Ienzo's body mass never changed. He was either a rather small boy with slate-grey hair or a medium-sized, slate-grey wolf. Conservation of mass, Braig explained, to which Dilan replied that they knew that, not being ten years old.

He could smell blood from a very long way away. It usually ended up with him grabbing the strongest-smelling thing he could find and inhaling until he sneezed.

The change only took an instant. He claimed that it didn't hurt. None of the others entirely believed him. Ienzo was easy enough on the eyes in either shape, but in the moment between shapes…each of them only looked once and never wanted to again.

Whatever else was inside the wolf shape, Ienzo definitely was. He could still follow conversation, and they had many full-moon talks in their shared living room, Ienzo curled neatly as ever on the floor. He always complained about not being able to talk. Braig laughed and said that was the best part. The condition couldn't be transmitted by biting, Braig discovered with some disappointment.

The only thing they didn't test was Ienzo's alleged immortality. According to legend, he could only be permanently killed by fire or silver (or otherwise making sure that there wasn't enough of him to heal), but Ienzo put his foot down and said it was just legend, the usual proportion of his ancestors were dead, and this went beyond the bounds of reasonable risk. Since it was his life, they acquiesced. Eventually Even stopped asking.

It was typical of Ienzo's mind that his last coherent thought, as the darkness overwhelmed him, was, "Someone should modify the legend to add 'or darkness'."

As it turned out, it wasn't the last thought of Ienzo's mind, though Ienzo was gone forever. Zexion awoke within the mind that had once belonged to Ienzo, with a new power of illusion, his old sense of smell, no heart, and a gaping hole in his mind where the change should be.

He wanted that back.
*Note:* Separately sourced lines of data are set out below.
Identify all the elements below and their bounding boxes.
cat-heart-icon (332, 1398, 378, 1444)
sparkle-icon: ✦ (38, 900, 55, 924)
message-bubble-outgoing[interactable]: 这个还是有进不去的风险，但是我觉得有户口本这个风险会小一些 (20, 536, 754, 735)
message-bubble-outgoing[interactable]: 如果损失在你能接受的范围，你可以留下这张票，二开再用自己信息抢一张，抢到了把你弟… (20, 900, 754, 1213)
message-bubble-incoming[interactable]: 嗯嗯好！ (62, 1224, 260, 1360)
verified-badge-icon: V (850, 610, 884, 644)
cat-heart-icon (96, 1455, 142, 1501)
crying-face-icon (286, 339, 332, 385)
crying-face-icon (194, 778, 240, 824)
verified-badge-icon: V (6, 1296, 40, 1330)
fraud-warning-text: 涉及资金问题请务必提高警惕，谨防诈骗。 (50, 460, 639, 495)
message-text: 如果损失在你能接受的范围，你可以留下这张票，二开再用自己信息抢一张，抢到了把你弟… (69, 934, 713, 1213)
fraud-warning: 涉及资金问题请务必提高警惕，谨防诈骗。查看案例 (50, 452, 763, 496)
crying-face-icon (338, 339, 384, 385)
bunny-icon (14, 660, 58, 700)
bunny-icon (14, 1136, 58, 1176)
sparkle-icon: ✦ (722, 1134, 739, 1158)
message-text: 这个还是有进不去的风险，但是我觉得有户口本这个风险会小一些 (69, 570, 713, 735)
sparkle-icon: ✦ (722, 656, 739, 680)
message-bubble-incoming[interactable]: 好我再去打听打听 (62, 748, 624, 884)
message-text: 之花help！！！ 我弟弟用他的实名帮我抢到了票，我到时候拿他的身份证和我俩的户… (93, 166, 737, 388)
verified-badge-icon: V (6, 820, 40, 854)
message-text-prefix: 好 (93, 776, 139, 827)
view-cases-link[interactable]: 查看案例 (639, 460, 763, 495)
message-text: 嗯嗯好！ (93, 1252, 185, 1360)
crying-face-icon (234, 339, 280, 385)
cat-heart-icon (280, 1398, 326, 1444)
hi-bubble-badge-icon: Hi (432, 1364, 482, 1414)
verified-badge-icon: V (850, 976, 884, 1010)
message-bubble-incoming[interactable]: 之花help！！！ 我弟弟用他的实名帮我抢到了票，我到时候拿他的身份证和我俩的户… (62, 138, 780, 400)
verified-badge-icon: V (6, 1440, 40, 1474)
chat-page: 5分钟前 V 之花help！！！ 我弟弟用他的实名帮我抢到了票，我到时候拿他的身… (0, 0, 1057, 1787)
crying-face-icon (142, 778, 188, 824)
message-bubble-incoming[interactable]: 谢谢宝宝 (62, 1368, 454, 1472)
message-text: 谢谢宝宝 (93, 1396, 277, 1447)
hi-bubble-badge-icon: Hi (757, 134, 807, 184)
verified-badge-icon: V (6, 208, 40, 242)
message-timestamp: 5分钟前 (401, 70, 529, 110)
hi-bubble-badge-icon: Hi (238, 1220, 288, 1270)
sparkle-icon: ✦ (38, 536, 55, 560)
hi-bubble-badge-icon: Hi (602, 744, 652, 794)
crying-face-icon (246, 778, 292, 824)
He only ever admitted once how much he missed it, that second skin, that last chance, the physical strength he had never had while human, and Lexaeus never told. Zexion wanted his heart back, he wanted Ienzo back, but most of all he wanted that comfort that Ienzo had had and taken for granted. He would do anything it took, anything, to get that back. He laughed when the neophytes called Seven "Werewolf", because Saïx might draw his berserk power from the moon, but he was nothing like a werewolf, nothing at all—and yet Zexion was jealous of him, ferociously jealous, because the pale imitation Saïx had Zexion would give anything to have.

At the last, when pale hands closed around his throat, all Zexion could see was silver, all he could smell was fire, and all he could think was, "Maybe the legends were right, after all."